EDITORIAL: Follow the law in fight against contraband goods

Loaders offload sugar that was stopped on grounds it contains mercury and copper. More than 500,000 tonnes so far intercepted in ongoing crackdown. FILE PHOTO | NMG 

What you need to know:

  • State agencies must step up the pressure on cartels behind the black economy and level the playground for both entrepreneurs and consumers.
  • Raids on outlets suspected of dealing in contraband goods should be well structured and backed by law.

The ongoing crackdown on contraband goods is a timely first step towards restoring sanity in the Kenyan market.

Participating state agencies must step up the pressure on cartels behind the black economy and level the playground for both entrepreneurs and consumers.

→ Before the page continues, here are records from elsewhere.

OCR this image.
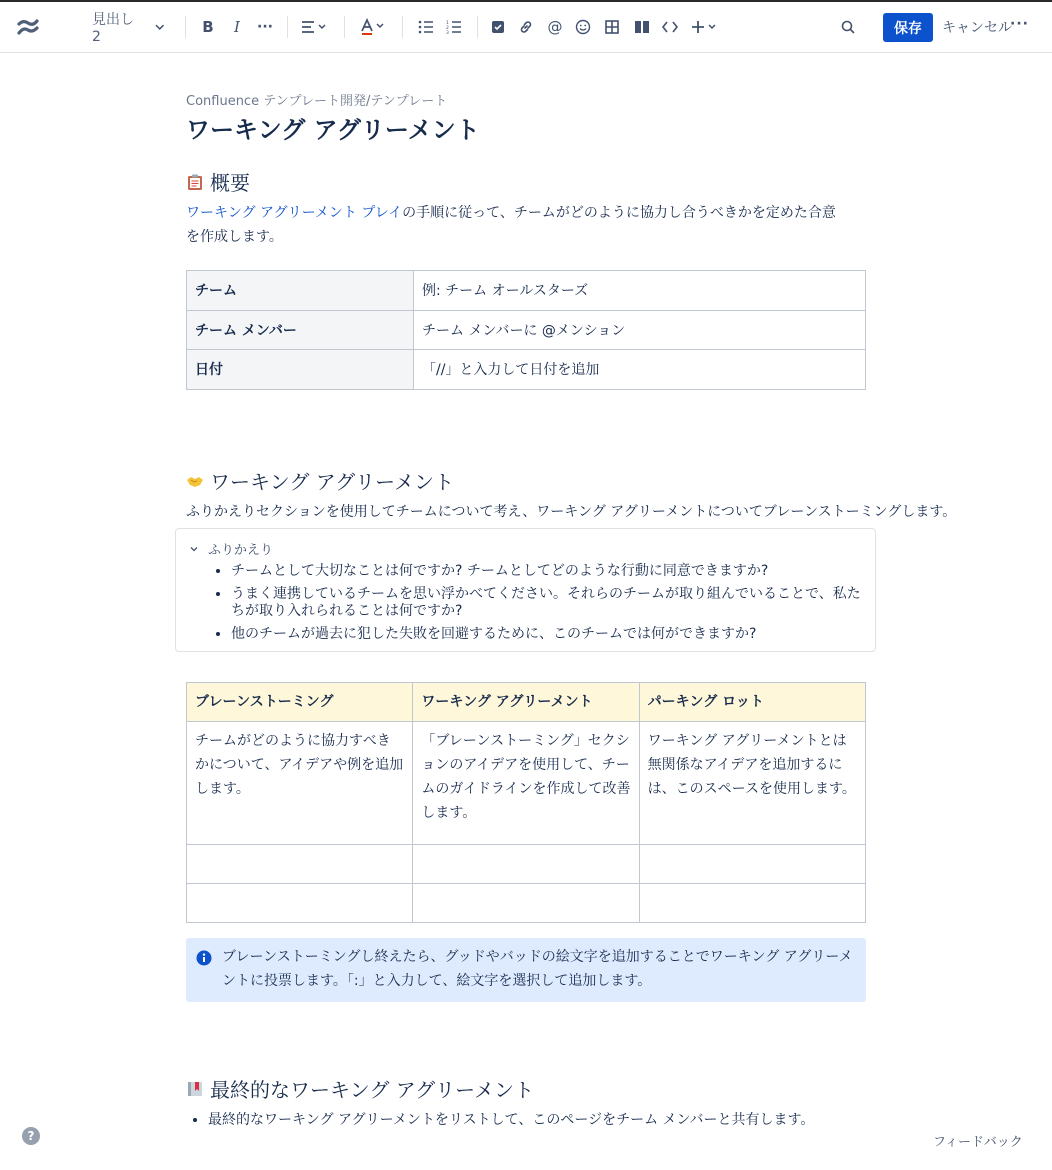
見出し 2
B	I	···	1
2
3	@	保存	キャンセル
···
Confluence テンプレート開発/テンプレート
ワーキング アグリーメント
概要

ワーキング アグリーメント プレイの手順に従って、チームがどのように協力し合うべきかを定めた合意を作成します。

チーム	例: チーム オールスターズ
チーム メンバー	チーム メンバーに @メンション
日付	「//」と入力して日付を追加
ワーキング アグリーメント

ふりかえりセクションを使用してチームについて考え、ワーキング アグリーメントについてブレーンストーミングします。

ふりかえり
• チームとして大切なことは何ですか? チームとしてどのような行動に同意できますか?
• うまく連携しているチームを思い浮かべてください。それらのチームが取り組んでいることで、私たちが取り入れられることは何ですか?
• 他のチームが過去に犯した失敗を回避するために、このチームでは何ができますか?
ブレーンストーミング	ワーキング アグリーメント	パーキング ロット
チームがどのように協力すべきかについて、アイデアや例を追加します。	「ブレーンストーミング」セクションのアイデアを使用して、チームのガイドラインを作成して改善します。	ワーキング アグリーメントとは無関係なアイデアを追加するには、このスペースを使用します。

ブレーンストーミングし終えたら、グッドやバッドの絵文字を追加することでワーキング アグリーメントに投票します。「:」と入力して、絵文字を選択して追加します。
最終的なワーキング アグリーメント
• 最終的なワーキング アグリーメントをリストして、このページをチーム メンバーと共有します。
?	フィードバック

It is in the interest of consumers and the national economy that all goods entering the country are screened for safety and performance standards and all the requisite taxes are paid. This provides a win-win situation because the safety of the consumer is guaranteed while the government gets due tax revenues.

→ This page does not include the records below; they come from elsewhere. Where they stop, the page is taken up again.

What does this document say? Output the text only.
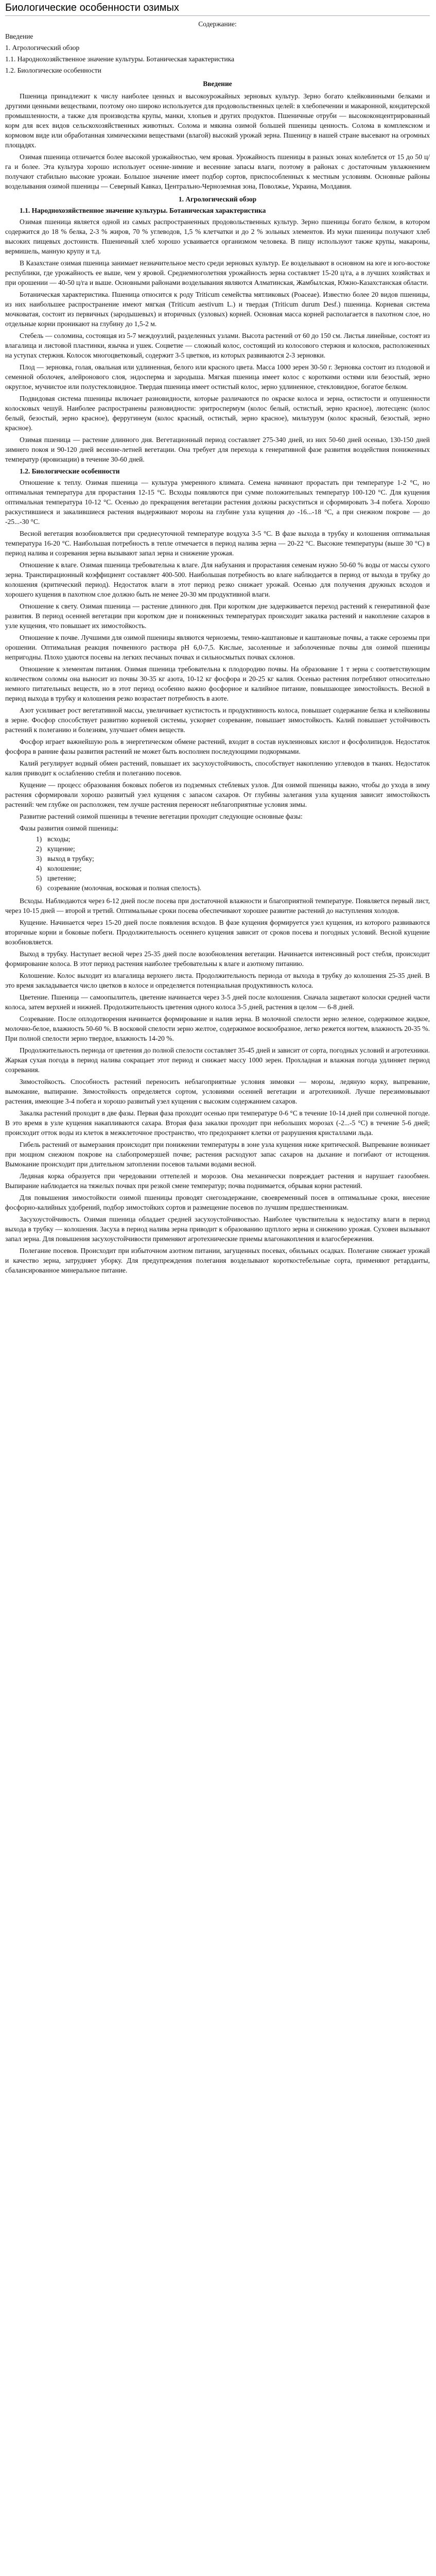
Биологические особенности озимых
Содержание:
Введение
1. Агрологический обзор
1.1. Народнохозяйственное значение культуры. Ботаническая характеристика
1.2. Биологические особенности
Введение

Пшеница принадлежит к числу наиболее ценных и высокоурожайных зерновых культур. Зерно богато клейковинными белками и другими ценными веществами, поэтому оно широко используется для продовольственных целей: в хлебопечении и макаронной, кондитерской промышленности, а также для производства крупы, манки, хлопьев и других продуктов. Пшеничные отруби — высококонцентрированный корм для всех видов сельскохозяйственных животных. Солома и мякина озимой большей пшеницы ценность. Солома в комплексном и кормовом виде или обработанная химическими веществами (влагой) высокий урожай зерна. Пшеницу в нашей стране высевают на огромных площадях.

Озимая пшеница отличается более высокой урожайностью, чем яровая. Урожайность пшеницы в разных зонах колеблется от 15 до 50 ц/га и более. Эта культура хорошо использует осенне-зимние и весенние запасы влаги, поэтому в районах с достаточным увлажнением получают стабильно высокие урожаи. Большое значение имеет подбор сортов, приспособленных к местным условиям. Основные районы возделывания озимой пшеницы — Северный Кавказ, Центрально-Черноземная зона, Поволжье, Украина, Молдавия.

1. Агрологический обзор
1.1. Народнохозяйственное значение культуры. Ботаническая характеристика

Озимая пшеница является одной из самых распространенных продовольственных культур. Зерно пшеницы богато белком, в котором содержится до 18 % белка, 2-3 % жиров, 70 % углеводов, 1,5 % клетчатки и до 2 % зольных элементов. Из муки пшеницы получают хлеб высоких пищевых достоинств. Пшеничный хлеб хорошо усваивается организмом человека. В пищу используют также крупы, макароны, вермишель, манную крупу и т.д.

В Казахстане озимая пшеница занимает незначительное место среди зерновых культур. Ее возделывают в основном на юге и юго-востоке республики, где урожайность ее выше, чем у яровой. Среднемноголетняя урожайность зерна составляет 15-20 ц/га, а в лучших хозяйствах и при орошении — 40-50 ц/га и выше. Основными районами возделывания являются Алматинская, Жамбылская, Южно-Казахстанская области.

Ботаническая характеристика. Пшеница относится к роду Triticum семейства мятликовых (Poaceae). Известно более 20 видов пшеницы, из них наибольшее распространение имеют мягкая (Triticum aestivum L.) и твердая (Triticum durum Desf.) пшеница. Корневая система мочковатая, состоит из первичных (зародышевых) и вторичных (узловых) корней. Основная масса корней располагается в пахотном слое, но отдельные корни проникают на глубину до 1,5-2 м.

Стебель — соломина, состоящая из 5-7 междоузлий, разделенных узлами. Высота растений от 60 до 150 см. Листья линейные, состоят из влагалища и листовой пластинки, язычка и ушек. Соцветие — сложный колос, состоящий из колосового стержня и колосков, расположенных на уступах стержня. Колосок многоцветковый, содержит 3-5 цветков, из которых развиваются 2-3 зерновки.

Плод — зерновка, голая, овальная или удлиненная, белого или красного цвета. Масса 1000 зерен 30-50 г. Зерновка состоит из плодовой и семенной оболочек, алейронового слоя, эндосперма и зародыша. Мягкая пшеница имеет колос с короткими остями или безостый, зерно округлое, мучнистое или полустекловидное. Твердая пшеница имеет остистый колос, зерно удлиненное, стекловидное, богатое белком.

Подвидовая система пшеницы включает разновидности, которые различаются по окраске колоса и зерна, остистости и опушенности колосковых чешуй. Наиболее распространены разновидности: эритроспермум (колос белый, остистый, зерно красное), лютесценс (колос белый, безостый, зерно красное), ферругинеум (колос красный, остистый, зерно красное), мильтурум (колос красный, безостый, зерно красное).

Озимая пшеница — растение длинного дня. Вегетационный период составляет 275-340 дней, из них 50-60 дней осенью, 130-150 дней зимнего покоя и 90-120 дней весенне-летней вегетации. Она требует для перехода к генеративной фазе развития воздействия пониженных температур (яровизации) в течение 30-60 дней.

1.2. Биологические особенности

Отношение к теплу. Озимая пшеница — культура умеренного климата. Семена начинают прорастать при температуре 1-2 °С, но оптимальная температура для прорастания 12-15 °С. Всходы появляются при сумме положительных температур 100-120 °С. Для кущения оптимальная температура 10-12 °С. Осенью до прекращения вегетации растения должны раскуститься и сформировать 3-4 побега. Хорошо раскустившиеся и закалившиеся растения выдерживают морозы на глубине узла кущения до -16...-18 °С, а при снежном покрове — до -25...-30 °С.

Весной вегетация возобновляется при среднесуточной температуре воздуха 3-5 °С. В фазе выхода в трубку и колошения оптимальная температура 16-20 °С. Наибольшая потребность в тепле отмечается в период налива зерна — 20-22 °С. Высокие температуры (выше 30 °С) в период налива и созревания зерна вызывают запал зерна и снижение урожая.

Отношение к влаге. Озимая пшеница требовательна к влаге. Для набухания и прорастания семенам нужно 50-60 % воды от массы сухого зерна. Транспирационный коэффициент составляет 400-500. Наибольшая потребность во влаге наблюдается в период от выхода в трубку до колошения (критический период). Недостаток влаги в этот период резко снижает урожай. Осенью для получения дружных всходов и хорошего кущения в пахотном слое должно быть не менее 20-30 мм продуктивной влаги.

Отношение к свету. Озимая пшеница — растение длинного дня. При коротком дне задерживается переход растений к генеративной фазе развития. В период осенней вегетации при коротком дне и пониженных температурах происходит закалка растений и накопление сахаров в узле кущения, что повышает их зимостойкость.

Отношение к почве. Лучшими для озимой пшеницы являются черноземы, темно-каштановые и каштановые почвы, а также сероземы при орошении. Оптимальная реакция почвенного раствора pH 6,0-7,5. Кислые, засоленные и заболоченные почвы для озимой пшеницы непригодны. Плохо удаются посевы на легких песчаных почвах и сильносмытых почвах склонов.

Отношение к элементам питания. Озимая пшеница требовательна к плодородию почвы. На образование 1 т зерна с соответствующим количеством соломы она выносит из почвы 30-35 кг азота, 10-12 кг фосфора и 20-25 кг калия. Осенью растения потребляют относительно немного питательных веществ, но в этот период особенно важно фосфорное и калийное питание, повышающее зимостойкость. Весной в период выхода в трубку и колошения резко возрастает потребность в азоте.

Азот усиливает рост вегетативной массы, увеличивает кустистость и продуктивность колоса, повышает содержание белка и клейковины в зерне. Фосфор способствует развитию корневой системы, ускоряет созревание, повышает зимостойкость. Калий повышает устойчивость растений к полеганию и болезням, улучшает обмен веществ.

Фосфор играет важнейшую роль в энергетическом обмене растений, входит в состав нуклеиновых кислот и фосфолипидов. Недостаток фосфора в ранние фазы развития растений не может быть восполнен последующими подкормками.

Калий регулирует водный обмен растений, повышает их засухоустойчивость, способствует накоплению углеводов в тканях. Недостаток калия приводит к ослаблению стебля и полеганию посевов.

Кущение — процесс образования боковых побегов из подземных стеблевых узлов. Для озимой пшеницы важно, чтобы до ухода в зиму растения сформировали хорошо развитый узел кущения с запасом сахаров. От глубины залегания узла кущения зависит зимостойкость растений: чем глубже он расположен, тем лучше растения переносят неблагоприятные условия зимы.

Развитие растений озимой пшеницы в течение вегетации проходит следующие основные фазы:

Фазы развития озимой пшеницы:
1) всходы;
2) кущение;
3) выход в трубку;
4) колошение;
5) цветение;
6) созревание (молочная, восковая и полная спелость).

Всходы. Наблюдаются через 6-12 дней после посева при достаточной влажности и благоприятной температуре. Появляется первый лист, через 10-15 дней — второй и третий. Оптимальные сроки посева обеспечивают хорошее развитие растений до наступления холодов.

Кущение. Начинается через 15-20 дней после появления всходов. В фазе кущения формируется узел кущения, из которого развиваются вторичные корни и боковые побеги. Продолжительность осеннего кущения зависит от сроков посева и погодных условий. Весной кущение возобновляется.

Выход в трубку. Наступает весной через 25-35 дней после возобновления вегетации. Начинается интенсивный рост стебля, происходит формирование колоса. В этот период растения наиболее требовательны к влаге и азотному питанию.

Колошение. Колос выходит из влагалища верхнего листа. Продолжительность периода от выхода в трубку до колошения 25-35 дней. В это время закладывается число цветков в колосе и определяется потенциальная продуктивность колоса.

Цветение. Пшеница — самоопылитель, цветение начинается через 3-5 дней после колошения. Сначала зацветают колоски средней части колоса, затем верхней и нижней. Продолжительность цветения одного колоса 3-5 дней, растения в целом — 6-8 дней.

Созревание. После оплодотворения начинается формирование и налив зерна. В молочной спелости зерно зеленое, содержимое жидкое, молочно-белое, влажность 50-60 %. В восковой спелости зерно желтое, содержимое воскообразное, легко режется ногтем, влажность 20-35 %. При полной спелости зерно твердое, влажность 14-20 %.

Продолжительность периода от цветения до полной спелости составляет 35-45 дней и зависит от сорта, погодных условий и агротехники. Жаркая сухая погода в период налива сокращает этот период и снижает массу 1000 зерен. Прохладная и влажная погода удлиняет период созревания.

Зимостойкость. Способность растений переносить неблагоприятные условия зимовки — морозы, ледяную корку, выпревание, вымокание, выпирание. Зимостойкость определяется сортом, условиями осенней вегетации и агротехникой. Лучше перезимовывают растения, имеющие 3-4 побега и хорошо развитый узел кущения с высоким содержанием сахаров.

Закалка растений проходит в две фазы. Первая фаза проходит осенью при температуре 0-6 °С в течение 10-14 дней при солнечной погоде. В это время в узле кущения накапливаются сахара. Вторая фаза закалки проходит при небольших морозах (-2...-5 °С) в течение 5-6 дней; происходит отток воды из клеток в межклеточное пространство, что предохраняет клетки от разрушения кристаллами льда.

Гибель растений от вымерзания происходит при понижении температуры в зоне узла кущения ниже критической. Выпревание возникает при мощном снежном покрове на слабопромерзшей почве; растения расходуют запас сахаров на дыхание и погибают от истощения. Вымокание происходит при длительном затоплении посевов талыми водами весной.

Ледяная корка образуется при чередовании оттепелей и морозов. Она механически повреждает растения и нарушает газообмен. Выпирание наблюдается на тяжелых почвах при резкой смене температур; почва поднимается, обрывая корни растений.

Для повышения зимостойкости озимой пшеницы проводят снегозадержание, своевременный посев в оптимальные сроки, внесение фосфорно-калийных удобрений, подбор зимостойких сортов и размещение посевов по лучшим предшественникам.

Засухоустойчивость. Озимая пшеница обладает средней засухоустойчивостью. Наиболее чувствительна к недостатку влаги в период выхода в трубку — колошения. Засуха в период налива зерна приводит к образованию щуплого зерна и снижению урожая. Суховеи вызывают запал зерна. Для повышения засухоустойчивости применяют агротехнические приемы влагонакопления и влагосбережения.

Полегание посевов. Происходит при избыточном азотном питании, загущенных посевах, обильных осадках. Полегание снижает урожай и качество зерна, затрудняет уборку. Для предупреждения полегания возделывают короткостебельные сорта, применяют ретарданты, сбалансированное минеральное питание.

Yet there is beginning to emerge the fact that the agencies involved in this fight are themselves beginning to turn it into a criminal enterprise - punishing traders wholesale or is being used by corrupt officers to loot from traders.

Raids on outlets suspected of dealing in contraband goods should be well structured and backed by law.

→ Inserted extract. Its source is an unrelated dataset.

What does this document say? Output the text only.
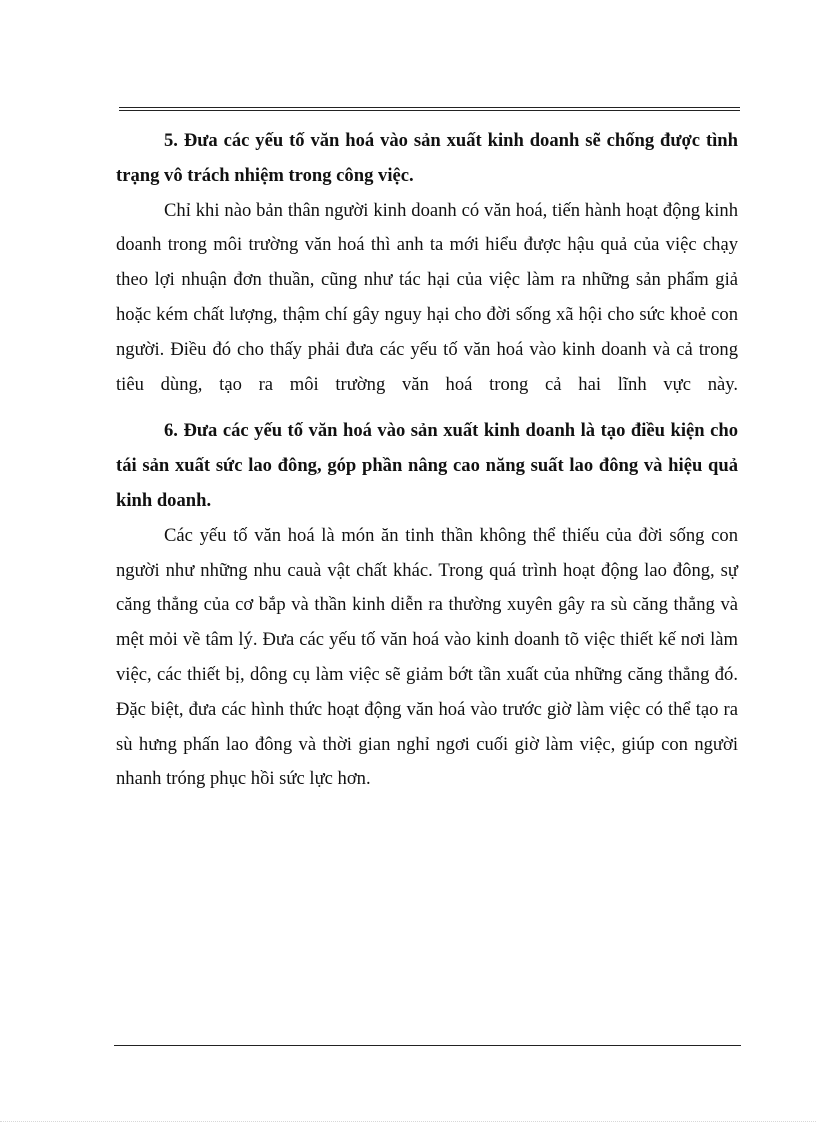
5. Đưa các yếu tố văn hoá vào sản xuất kinh doanh sẽ chống được tình trạng vô trách nhiệm trong công việc.

Chỉ khi nào bản thân người kinh doanh có văn hoá, tiến hành hoạt động kinh doanh trong môi trường văn hoá thì anh ta mới hiểu được hậu quả của việc chạy theo lợi nhuận đơn thuần, cũng như tác hại của việc làm ra những sản phẩm giả hoặc kém chất lượng, thậm chí gây nguy hại cho đời sống xã hội cho sức khoẻ con người. Điều đó cho thấy phải đưa các yếu tố văn hoá vào kinh doanh và cả trong tiêu dùng, tạo ra môi trường văn hoá trong cả hai lĩnh vực này.

6. Đưa các yếu tố văn hoá vào sản xuất kinh doanh là tạo điều kiện cho tái sản xuất sức lao đông, góp phần nâng cao năng suất lao đông và hiệu quả kinh doanh.

Các yếu tố văn hoá là món ăn tinh thần không thể thiếu của đời sống con người như những nhu cauà vật chất khác. Trong quá trình hoạt động lao đông, sự căng thẳng của cơ bắp và thần kinh diễn ra thường xuyên gây ra sù căng thẳng và mệt mỏi về tâm lý. Đưa các yếu tố văn hoá vào kinh doanh tõ việc thiết kế nơi làm việc, các thiết bị, dông cụ làm việc sẽ giảm bớt tần xuất của những căng thẳng đó. Đặc biệt, đưa các hình thức hoạt động văn hoá vào trước giờ làm việc có thể tạo ra sù hưng phấn lao đông và thời gian nghỉ ngơi cuối giờ làm việc, giúp con người nhanh tróng phục hồi sức lực hơn.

For instance, the officers involved in swoops must identify themselves at all times and execute their business in a manner that is allows the accused a fair hearing and leaves the possibility of the recovering their ware once they have settled the outstanding issues. It must be standard procedure that officers involved in the swoops keep an inventory of items seized from outlets and account for it.\

Eradicating contraband from the market will not be an easy task and state agencies must focus beyond the small retailers and arrest the illegal goods right at the source.

The seizure of large shipments of contraband goods in the market points to large loopholes in border posts and Pre-Export Verification of Conformity to Standards Programme(PVoC), whose sole objective is to limit the risk of unsafe and inferior goods entering Kenyan market.

It is baffling that container loads of substandard goods find their way into Kenyan shops undetected yet the Kenya Bureau of Standards (Kebs) has enlisted the services of pre-shipment inspection agents in key source markets.

The crackdown on contraband goods must therefore begin from the source markets and cascade downwards to the big wholesalers and finally to small retailers, who are at times unaware of the status of held stocks.

In the same vein, civic education on contraband among small-scale traders would help with the fight because retailers would be aware of the risks involving trade in illegal goods.